Still, Karaburun isn’t terribly optimistic that things will change anytime soon. Even if the government did ban junk fees, that wouldn’t make booking sites and aggregators clear and functional. Nor would it put an end to the various other issues that can arise when you book a hotel, such as false-scarcity traps—“only 1 room left!”—in which sites trick customers into thinking they have to book now or risk losing their room. (Expedia Group told me that hotels control information about room availability, and that customers find this information helpful. Booking Holdings did not return a request for comment.) It also wouldn’t end so-called flexible-cancellation deals, which may specify that customers get a refund only if they cancel by a deadline that, in some cases, has already passed, Brasler told me. Even if customers do cancel in time, their refund could be as little as 5 to 10 percent of what they paid. (Expedia Group said that cancel-by dates are clearly displayed on hotel pages, and that customers can filter to ensure that their reservations are fully refundable.)
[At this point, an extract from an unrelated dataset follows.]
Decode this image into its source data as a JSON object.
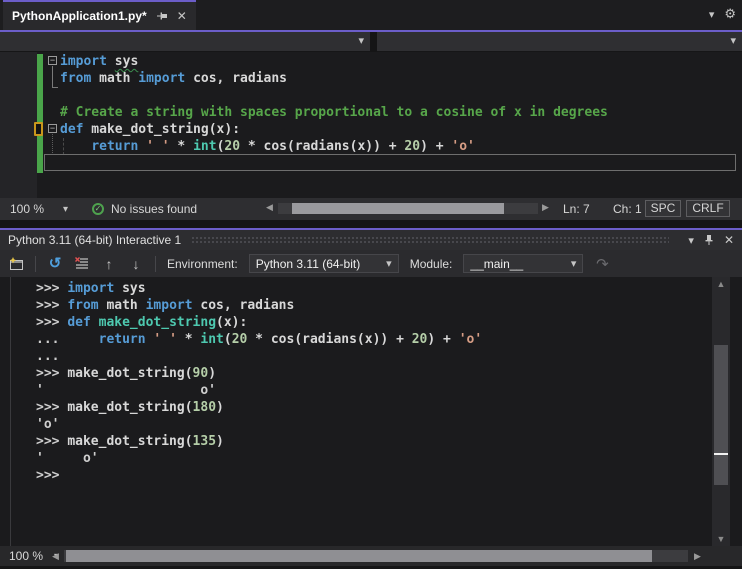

The dynamic-pricing dice may be weighted against you, Brasler said, but if you’re willing to spend enough time, they’ll eventually roll in your favor. Hotels try to offer rates on their own site that are better than, or at least equivalent to, those available on booking sites. But their ability to monitor booking-site rates is imperfect, Karaburun told me, so they end up playing whack-a-mole. Grab the mole before the hotel whacks it, and you’ll save some money. If you’ve got the stamina and fortitude for that, all credit to you. The last time I tried to book a hotel, I found myself spiraling into frustration and disillusionment, and just gave up.
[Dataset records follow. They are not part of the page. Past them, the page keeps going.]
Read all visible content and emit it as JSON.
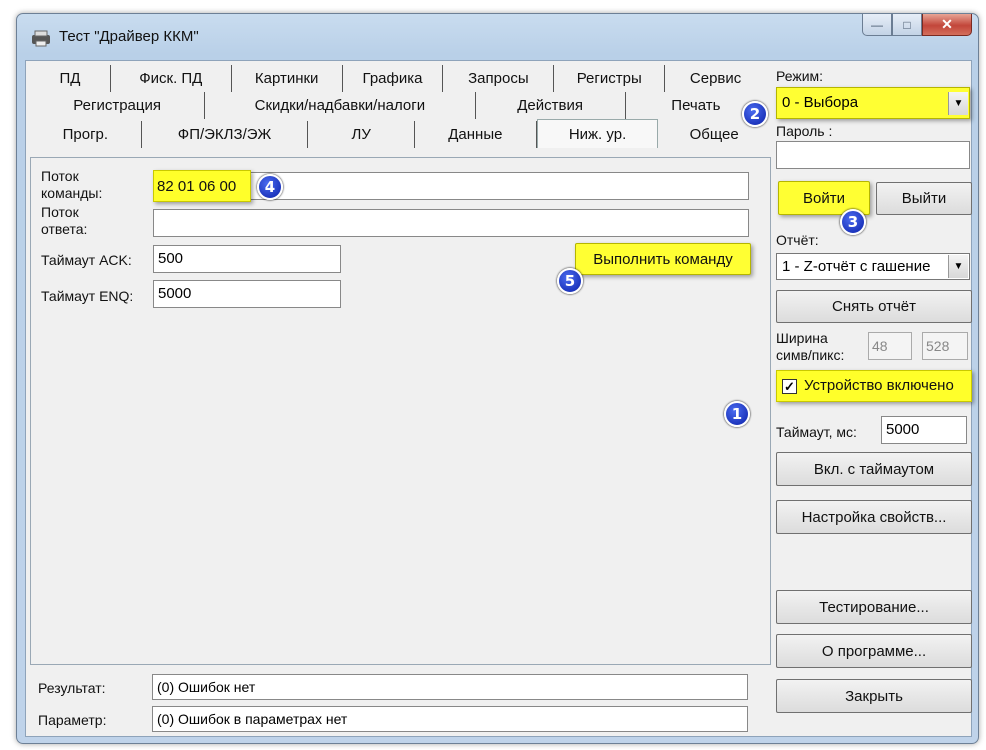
{
  "window": {
    "title": "Тест \"Драйвер ККМ\"",
    "min_icon": "minimize-icon",
    "max_icon": "maximize-icon",
    "close_icon": "close-icon"
  },
  "tabs": {
    "row1": [
      "ПД",
      "Фиск. ПД",
      "Картинки",
      "Графика",
      "Запросы",
      "Регистры",
      "Сервис"
    ],
    "row2": [
      "Регистрация",
      "Скидки/надбавки/налоги",
      "Действия",
      "Печать"
    ],
    "row3": [
      "Прогр.",
      "ФП/ЭКЛЗ/ЭЖ",
      "ЛУ",
      "Данные",
      "Ниж. ур.",
      "Общее"
    ],
    "active": "Ниж. ур."
  },
  "main": {
    "command_label_1": "Поток",
    "command_label_2": "команды:",
    "command_value": "82 01 06 00",
    "response_label_1": "Поток",
    "response_label_2": "ответа:",
    "response_value": "",
    "ack_label": "Таймаут ACK:",
    "ack_value": "500",
    "enq_label": "Таймаут ENQ:",
    "enq_value": "5000",
    "execute_button": "Выполнить команду"
  },
  "bottom": {
    "result_label": "Результат:",
    "result_value": "(0) Ошибок нет",
    "param_label": "Параметр:",
    "param_value": "(0) Ошибок в параметрах нет"
  },
  "right": {
    "mode_label": "Режим:",
    "mode_value": "0 - Выбора",
    "password_label": "Пароль :",
    "password_value": "",
    "login_button": "Войти",
    "logout_button": "Выйти",
    "report_label": "Отчёт:",
    "report_value": "1 - Z-отчёт с гашение",
    "take_report_button": "Снять отчёт",
    "width_label_1": "Ширина",
    "width_label_2": "симв/пикс:",
    "width_chars": "48",
    "width_pixels": "528",
    "device_enabled_label": "Устройство включено",
    "device_enabled": true,
    "timeout_label": "Таймаут, мс:",
    "timeout_value": "5000",
    "timeout_on_button": "Вкл. с таймаутом",
    "properties_button": "Настройка свойств...",
    "testing_button": "Тестирование...",
    "about_button": "О программе...",
    "close_button": "Закрыть"
  },
  "markers": [
    "1",
    "2",
    "3",
    "4",
    "5"
  ],
  "colors": {
    "highlight": "#ffff33",
    "marker": "#0a1fa8"
  }
}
What you want when you’re booking a hotel is, in principle, very simple. You want basic information. You want to not be jerked around and deceived. You want to see in one place the actual prices of all the relevant hotels. “There shouldn’t have to be a 10-page article to inform people how to get a good deal and avoid trouble,” Brasler said. “And yet, here we are.”

The best analogy for online hotel booking, I think, is a hall of mirrors: You can’t tell what’s real, and you can’t escape. In that sense, hotel booking, perhaps more than any other everyday commercial experience, fits perfectly into the landscape of 2023 America. This is online shopping for the “post truth” era.